Seniors in Mobile Home Parks: The Unprotected Class

E. Napples, Arizona

“That’s not my concern, I’m in the business to make money,” replied a park owner to a senior who said she couldn’t afford to live in her mobile home after his uncontrolled rent increase.

There is a land where the inhabitants are told by their ruler how much they are required to pay for the right to live in their homes and where they are forced to live by 33-pages of dictated and enforced rules and regulations.  These rules and regulations control the inhabitant’s movement in the land, they control their ability to make minor decisions concerning their homes, they control who can visit them, and they control virtually every aspect of the inhabitant’s economic and social life. This is not a foreign land in some faraway country; this is a pocket of land in America called a mobile home park. It is a pocket of land where the American ideal of life and liberty and self-determination does not exist. And, many of these inhabitants are helpless and easily scared senior citizens.

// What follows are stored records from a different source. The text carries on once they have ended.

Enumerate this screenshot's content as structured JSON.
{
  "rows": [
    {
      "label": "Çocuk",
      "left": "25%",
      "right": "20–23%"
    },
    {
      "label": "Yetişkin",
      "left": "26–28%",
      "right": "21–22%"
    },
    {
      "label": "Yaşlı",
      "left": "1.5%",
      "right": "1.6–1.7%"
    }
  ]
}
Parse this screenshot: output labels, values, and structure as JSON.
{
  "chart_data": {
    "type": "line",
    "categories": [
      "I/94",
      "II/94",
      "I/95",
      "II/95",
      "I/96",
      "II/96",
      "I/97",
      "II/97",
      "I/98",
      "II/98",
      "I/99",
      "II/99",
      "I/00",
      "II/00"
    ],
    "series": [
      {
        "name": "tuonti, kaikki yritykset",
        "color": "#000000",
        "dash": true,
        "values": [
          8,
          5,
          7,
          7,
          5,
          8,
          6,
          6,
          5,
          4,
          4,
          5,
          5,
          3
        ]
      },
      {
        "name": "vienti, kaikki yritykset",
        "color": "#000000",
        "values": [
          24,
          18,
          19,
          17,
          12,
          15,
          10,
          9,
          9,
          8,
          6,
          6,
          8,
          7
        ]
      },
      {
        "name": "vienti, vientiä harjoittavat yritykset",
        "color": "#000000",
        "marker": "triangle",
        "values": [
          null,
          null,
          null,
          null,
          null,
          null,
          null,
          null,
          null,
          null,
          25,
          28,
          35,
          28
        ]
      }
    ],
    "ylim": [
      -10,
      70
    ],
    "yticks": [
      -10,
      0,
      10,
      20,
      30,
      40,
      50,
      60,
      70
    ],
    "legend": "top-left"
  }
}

Mobile homes (really unmovable manufactured homes) are still the most inexpensive home to purchase. The owners are either very young or very old, as this is their first (or last) affordable home to buy. Seniors in mobile home parks, due to their age, health, and economic status, are very vulnerable and need to be established as a protected class by local, state, and federal governments. The Americans with Disability Act should be changed to include the aged as a protected class, especially in this senior mobile home area of housing, particularly if the senior’s income is mainly social security. This said, there is a unique form of disability seniors in mobile home parks are subject to. This is an “economic disability” which makes these seniors susceptible to a form of constructive eviction from uncontrolled space rent increases, pass throughs and from the unreasonable enforcement of park rules and regulations used many times to control and intimidate tenants. A pass through is a monthly bill the park owner attaches to the tenants rent to cover a park expense. No authorization or justification is needed by the owner to do this. It is really a second form of a rent increase. Not to pay a pass through subjects a tenant to an eviction.

All senior citizens, because of their age and insecurities, are least likely to defend themselves and can be exploited, especially if they fear the loss of their mobile home. Because of the mobile home park management’s ability to levy uncontrolled rent increases, many seniors are forced to sell their mobile homes and lose the only security they thought they had until the day they die. In short, this is a form of elder abuse, elder discrimination, and rises to the level of a national public health issue. This is a vulnerability a senior has for living in a mobile home park where there are no laws to protect them from the unrestrained abuses of park owners.

The average age in a senior park is over 55 years of age. Many are in their 80s.  When a senior purchases a mobile home it is fair to say it is not for an investment, but a place to live in for the rest of their life. Also, it is usually the only type of home they can afford to purchase with most of the seniors living on social security or a small pension. Seniors are physically and economically trapped by mobile home park owners which can lead them to being marginalized and exploited. This is the second vulnerability a senior living in a mobile home park has.

There is a crisis in America in affordable housing.  Ideally, what is needed is universal rent stabilization laws for all renting Americans, not just for seniors in mobile home parks. The laws that allow for uncontrolled lot rent increases and for unreasonable rules and regulations create a unique and over-powerful flaw in the authority given to mobile home park owners. As a start, what is needed are state and nation-wide laws that protect and preserve home ownership for seniors in mobile home parks.